Make gemmlowp able to run with multi-threads.

  - The most recent gemmlowp rebase changed the default value of
    MaxNumThreads from 0 to 1, which means by default it is running
    single-threaded.
  - This change reset MaxNumThreads to 0 for BNNM Intrinsic.
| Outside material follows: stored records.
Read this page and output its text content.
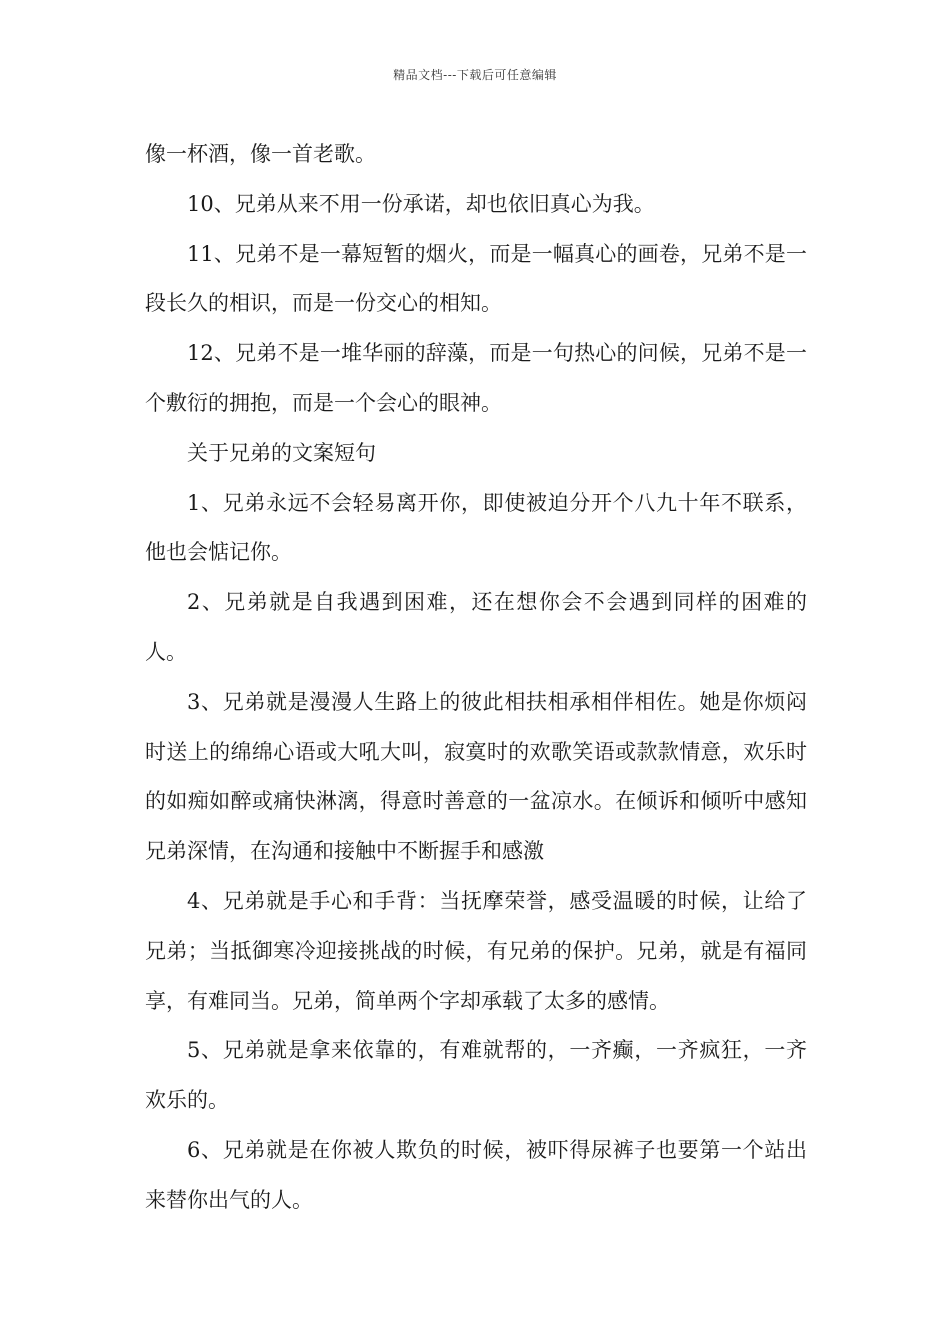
精品文档---下载后可任意编辑

像一杯酒，像一首老歌。

10、兄弟从来不用一份承诺，却也依旧真心为我。

11、兄弟不是一幕短暂的烟火，而是一幅真心的画卷，兄弟不是一段长久的相识，而是一份交心的相知。

12、兄弟不是一堆华丽的辞藻，而是一句热心的问候，兄弟不是一个敷衍的拥抱，而是一个会心的眼神。

关于兄弟的文案短句

1、兄弟永远不会轻易离开你，即使被迫分开个八九十年不联系，他也会惦记你。

2、兄弟就是自我遇到困难，还在想你会不会遇到同样的困难的人。

3、兄弟就是漫漫人生路上的彼此相扶相承相伴相佐。她是你烦闷时送上的绵绵心语或大吼大叫，寂寞时的欢歌笑语或款款情意，欢乐时的如痴如醉或痛快淋漓，得意时善意的一盆凉水。在倾诉和倾听中感知兄弟深情，在沟通和接触中不断握手和感激

4、兄弟就是手心和手背：当抚摩荣誉，感受温暖的时候，让给了兄弟；当抵御寒冷迎接挑战的时候，有兄弟的保护。兄弟，就是有福同享，有难同当。兄弟，简单两个字却承载了太多的感情。

5、兄弟就是拿来依靠的，有难就帮的，一齐癫，一齐疯狂，一齐欢乐的。

6、兄弟就是在你被人欺负的时候，被吓得尿裤子也要第一个站出来替你出气的人。
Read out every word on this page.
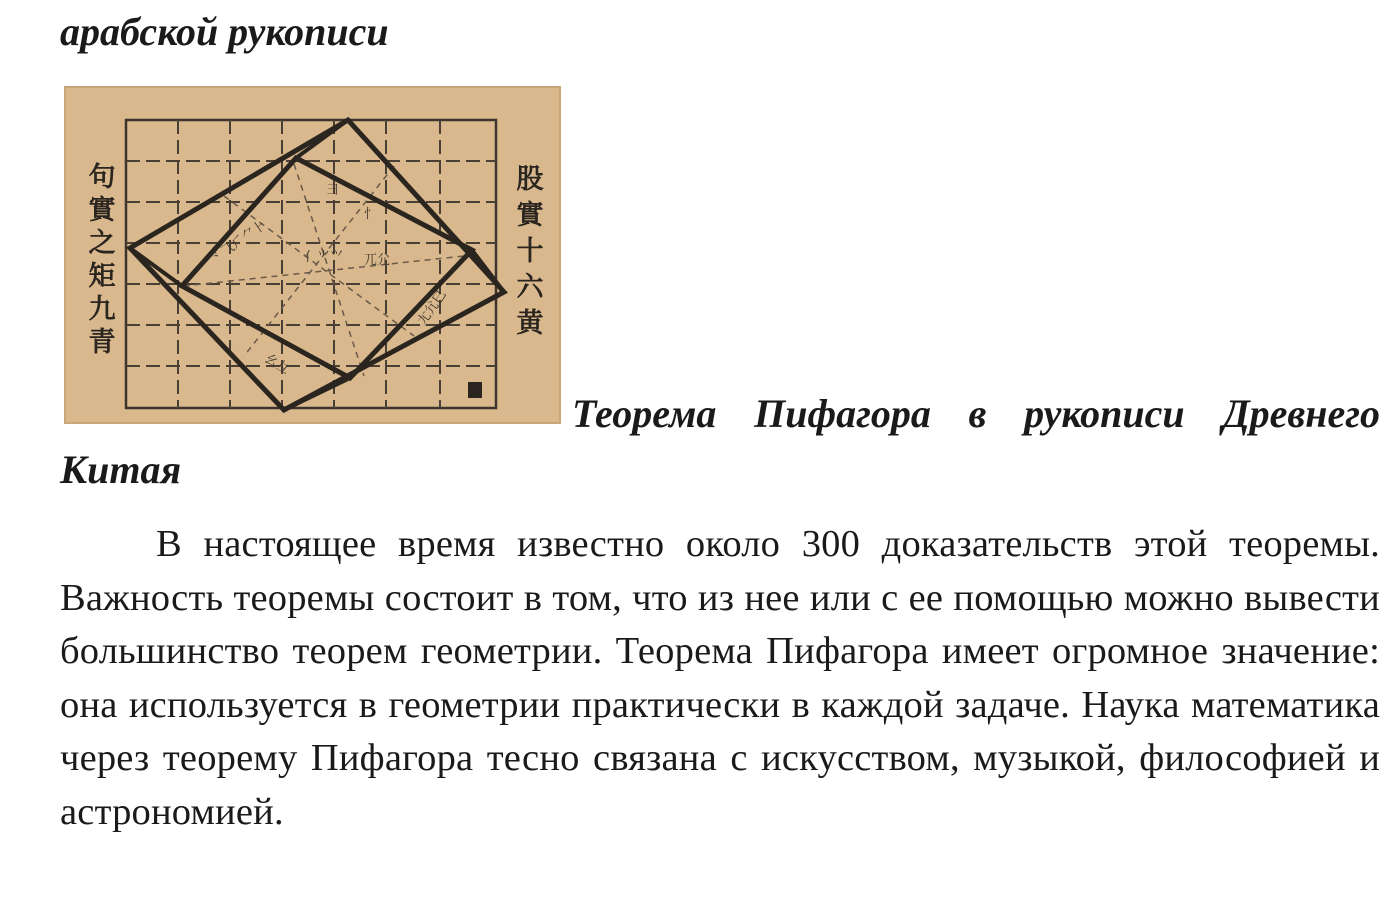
арабской рукописи

⺀⺄⺁⺈⺊	⺅⺌⺍ ⺎⺏
⺐⺑⺒
⺓⺔
⺕
⺖
句
實
之
矩
九
青
股
實
十
六
黄

Теорема Пифагора в рукописи Древнего

Китая

В настоящее время известно около 300 доказательств этой теоремы. Важность теоремы состоит в том, что из нее или с ее помощью можно вывести большинство теорем геометрии. Теорема Пифагора имеет огромное значение: она используется в геометрии практически в каждой задаче. Наука математика через теорему Пифагора тесно связана с искусством, музыкой, философией и астрономией.
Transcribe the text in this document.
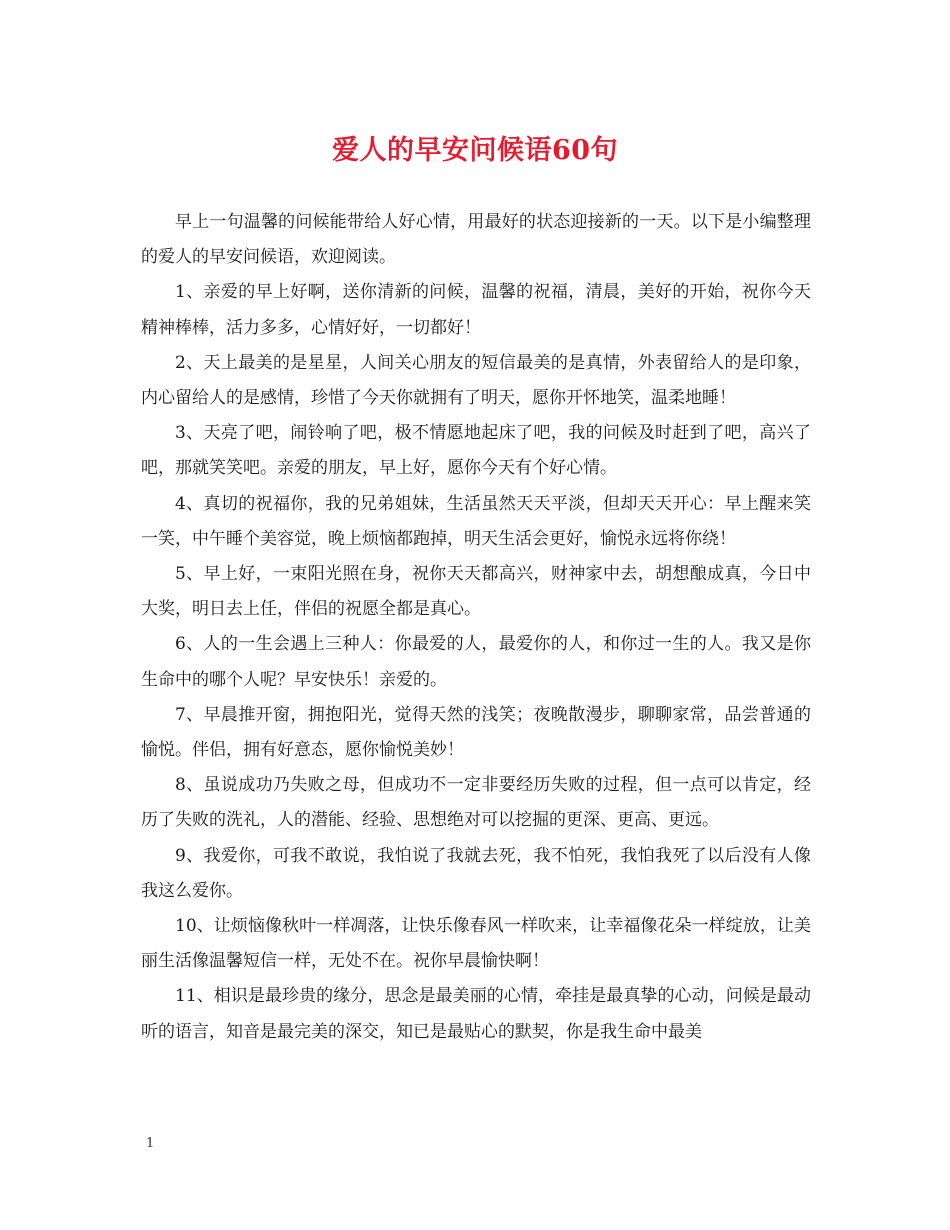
爱人的早安问候语60句

早上一句温馨的问候能带给人好心情，用最好的状态迎接新的一天。以下是小编整理的爱人的早安问候语，欢迎阅读。

1、亲爱的早上好啊，送你清新的问候，温馨的祝福，清晨，美好的开始，祝你今天精神棒棒，活力多多，心情好好，一切都好！

2、天上最美的是星星，人间关心朋友的短信最美的是真情，外表留给人的是印象，内心留给人的是感情，珍惜了今天你就拥有了明天，愿你开怀地笑，温柔地睡！

3、天亮了吧，闹铃响了吧，极不情愿地起床了吧，我的问候及时赶到了吧，高兴了吧，那就笑笑吧。亲爱的朋友，早上好，愿你今天有个好心情。

4、真切的祝福你，我的兄弟姐妹，生活虽然天天平淡，但却天天开心：早上醒来笑一笑，中午睡个美容觉，晚上烦恼都跑掉，明天生活会更好，愉悦永远将你绕！

5、早上好，一束阳光照在身，祝你天天都高兴，财神家中去，胡想酿成真，今日中大奖，明日去上任，伴侣的祝愿全都是真心。

6、人的一生会遇上三种人：你最爱的人，最爱你的人，和你过一生的人。我又是你生命中的哪个人呢？早安快乐！亲爱的。

7、早晨推开窗，拥抱阳光，觉得天然的浅笑；夜晚散漫步，聊聊家常，品尝普通的愉悦。伴侣，拥有好意态，愿你愉悦美妙！

8、虽说成功乃失败之母，但成功不一定非要经历失败的过程，但一点可以肯定，经历了失败的洗礼，人的潜能、经验、思想绝对可以挖掘的更深、更高、更远。

9、我爱你，可我不敢说，我怕说了我就去死，我不怕死，我怕我死了以后没有人像我这么爱你。

10、让烦恼像秋叶一样凋落，让快乐像春风一样吹来，让幸福像花朵一样绽放，让美丽生活像温馨短信一样，无处不在。祝你早晨愉快啊！

11、相识是最珍贵的缘分，思念是最美丽的心情，牵挂是最真挚的心动，问候是最动听的语言，知音是最完美的深交，知已是最贴心的默契，你是我生命中最美

1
Exempt-From-Owner-Approval: Only current owner is this a mailing list
android-renderscript-dev+review@google.com
And mailing lists aren't currently supported.

Test: mm
Test: Verified the performance increase is about 2~3X on sailfish.
Test: All BLAS CTS pass
Change-Id: I01dda1915f4d427547dbd907c4533771b7669593
diff --git a/cpu_ref/rsCpuIntrinsicBLAS.cpp b/cpu_ref/rsCpuIntrinsicBLAS.cpp
index 4b08634..d60a3b9 100644
--- a/cpu_ref/rsCpuIntrinsicBLAS.cpp
+++ b/cpu_ref/rsCpuIntrinsicBLAS.cpp
@@ -877,6 +877,10 @@
 #endif
 
     // Using gemmlowp to calculate the low precision 8 bit GEMM.
+    // Set MaxNumThreads to 0. The value 0 lets the implementation query
+    // the system to determine the number of hardware threads
+    gemmlowp::eight_bit_int_gemm::SetMaxNumThreads(0);
+
     bool transpose_a = true;
     bool transpose_b = false;
     bool transpose_c = true;